Governor Abbott has said he will call for a special session this fall to deal with redistricting and distribution of federal COVID-19 relief funding.  

[1] Karen Brooks Harper, Republicans kept their grip on Texas government in 2020. In 2021, they’ll be able to tighten it, The Texas Tribune (Nov. 13, 2020, 5:00 am).

[2] 13 U.S.C. § 141.

[3] Patrick Graves, Redistricting 101: How Census Data Affect Elections, Tex. Comptroller of Pub. Accounts (Jan. 2020).

[4] U.S. Department of Commerce Secretary Wilbur Ross and U.S. Census Bureau Director Steven Dillingham Statement on 2020 Census Operational Adjustments Due to COVID-19 (Apr. 13, 2020).

[5] 2020 Census Delays and the Impact on Redistricting, National Council on State Legislatures (Nov. 10, 2020).

[6] Hansi Lo Wang, How Trump Officials Cut The 2020 Census Short Amid the Pandemic, NPR (Sept. 18, 2020).
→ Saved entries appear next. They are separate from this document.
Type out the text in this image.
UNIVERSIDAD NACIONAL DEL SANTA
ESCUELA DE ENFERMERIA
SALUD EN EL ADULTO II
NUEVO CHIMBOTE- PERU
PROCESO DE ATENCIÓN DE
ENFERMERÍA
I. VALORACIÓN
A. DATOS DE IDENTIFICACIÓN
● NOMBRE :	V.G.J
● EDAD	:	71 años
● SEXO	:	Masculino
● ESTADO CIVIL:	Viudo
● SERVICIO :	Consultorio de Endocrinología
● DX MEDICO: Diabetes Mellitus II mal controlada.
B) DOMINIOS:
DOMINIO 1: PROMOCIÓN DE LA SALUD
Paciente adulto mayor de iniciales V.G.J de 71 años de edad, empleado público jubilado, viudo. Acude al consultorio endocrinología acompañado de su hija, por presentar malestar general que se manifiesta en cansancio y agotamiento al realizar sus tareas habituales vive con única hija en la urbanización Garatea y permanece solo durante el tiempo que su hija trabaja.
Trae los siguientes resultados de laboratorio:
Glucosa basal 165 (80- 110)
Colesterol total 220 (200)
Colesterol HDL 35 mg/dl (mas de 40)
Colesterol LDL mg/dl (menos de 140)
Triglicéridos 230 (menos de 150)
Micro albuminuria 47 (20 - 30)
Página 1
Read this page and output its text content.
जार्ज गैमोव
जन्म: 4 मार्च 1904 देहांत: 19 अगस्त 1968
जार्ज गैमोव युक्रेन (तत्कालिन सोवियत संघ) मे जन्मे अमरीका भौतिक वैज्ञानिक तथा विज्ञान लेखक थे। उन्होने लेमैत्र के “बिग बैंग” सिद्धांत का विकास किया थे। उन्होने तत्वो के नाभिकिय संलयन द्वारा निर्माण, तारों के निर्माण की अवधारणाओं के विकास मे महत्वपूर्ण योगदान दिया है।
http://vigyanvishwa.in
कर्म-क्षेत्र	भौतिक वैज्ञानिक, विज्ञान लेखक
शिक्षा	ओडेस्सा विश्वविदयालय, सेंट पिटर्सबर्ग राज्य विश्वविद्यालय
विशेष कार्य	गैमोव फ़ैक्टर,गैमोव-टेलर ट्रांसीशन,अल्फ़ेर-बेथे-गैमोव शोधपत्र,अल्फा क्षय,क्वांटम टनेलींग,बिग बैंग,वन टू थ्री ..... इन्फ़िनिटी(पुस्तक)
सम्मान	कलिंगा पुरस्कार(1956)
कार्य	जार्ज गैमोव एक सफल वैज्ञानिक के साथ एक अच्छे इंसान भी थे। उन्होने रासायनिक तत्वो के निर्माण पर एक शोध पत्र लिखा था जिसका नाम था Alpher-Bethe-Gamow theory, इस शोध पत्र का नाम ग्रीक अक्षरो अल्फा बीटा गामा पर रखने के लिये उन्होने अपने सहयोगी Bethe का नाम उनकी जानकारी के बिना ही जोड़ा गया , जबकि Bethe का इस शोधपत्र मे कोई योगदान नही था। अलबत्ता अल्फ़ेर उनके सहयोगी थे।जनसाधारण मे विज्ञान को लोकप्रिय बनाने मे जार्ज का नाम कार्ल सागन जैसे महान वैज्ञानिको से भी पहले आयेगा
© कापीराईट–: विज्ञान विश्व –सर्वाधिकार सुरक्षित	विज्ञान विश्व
[7] Tex. Const. art. III, § 28.

[8] See Redistricting History, Texas Legislative Council (visited Nov. 11, 2020).

[9] See Op. Tex. Att’y Gen. No. DM-6 (1991)Op. Tex. Att’y Gen. No. M-881 (1971).

[10] Terrazas v. Ramirez, 829 S.W.2d 712, 726 (Tex. 1991).

[11] See State and Federal Law Governing Redistricting in Texas, Tex. Legislative Council (Aug. 2011).

[12] Article 4, Section 8 of the Texas Constitution provides that: “(a) The Governor may, on extraordinary occasions, convene the Legislature at the seat of Government, or at a different place, in case that should be in possession of the public enemy or in case of the prevalence of disease threat. His proclamation therefor shall state specifically the purpose for which the Legislature is convened.”

[13] See Redistricting History, Texas Legislative Council (visited Nov. 11, 2020).

[14] Tex. Educ. Code Ann. § 7.104 (“At each general election immediately following a decennial reapportionment of districts, one member shall be elected to the board from each district.”

[15] See Redistricting History, Texas Legislative Council (visited Nov. 11, 2020).